(814) Decoding the Hallmark Features of Modular CAR Domains and Their Impact on CAR T Cell Tumoricidal Activity

Introduction/Rationale: Engineering T cells to express a Chimeric Antigen Receptor (CAR) directs potent tumor cytotoxicity, and this cellular immunotherapy has yielded robust success in hematological malignancies. However, in solid tumor models, including neuroblastoma, regression after CAR administration is only transient. The linked domains of CARs determine their activation threshold and can be optimized to overcome efficacy barriers, including exhaustion, persistence, and activation threshold. Yet, as to how each modular domain and its variants influence T cell phenotype and function is poorly understood.

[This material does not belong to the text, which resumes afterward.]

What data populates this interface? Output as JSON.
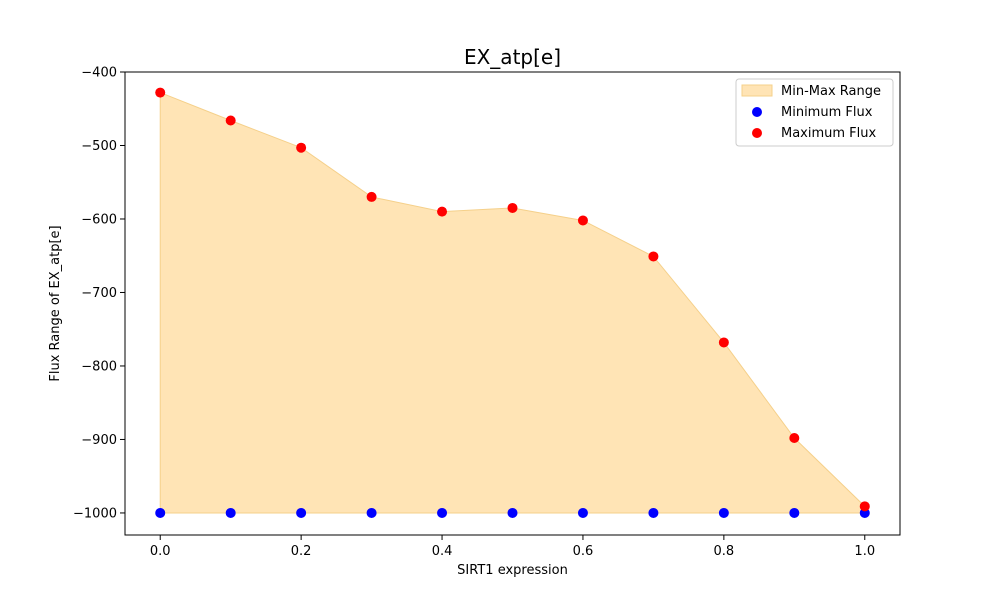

Methods: We generated a library of 12 constructs that combinatorially link 3 distinct hinge regions (CD8, CD28, or IgG), 2 transmembrane domains (CD8 or CD28), and 2 co-stimulatory regions (41BB or CD28), all frequently used in FDA-approved CARs. We used a scFv targeting the oncofetal antigen GPC2, an antigen with moderate to low expression in neuroblastoma. Expressing these unique CARs in human T cells, we will evaluate differences in T cell cytokine production, killing capacity, phenotype, and persistence using preclinical models of neuroblastoma. These assays will generate a high-dimensional dataset, and we will employ machine learning to identify an in vitro biosignature of CAR T cells that predicts in vivo CAR T cell killing, as well as a favorable phenotype for persistence and effector qualities.

Results: Preliminary results identified a broad range of CAR T cell cytotoxicity against neuroblastoma lines in vitro, with the transmembrane domain driving the greatest variation in killing, as well as significant interaction effects between domains.

Conclusion: Overall, we aim to create a model to establish the role of each domain and how they interact to propagate an activation signal, recruit a unique signalosome, and dictate the phenotype and function of CAR T cells.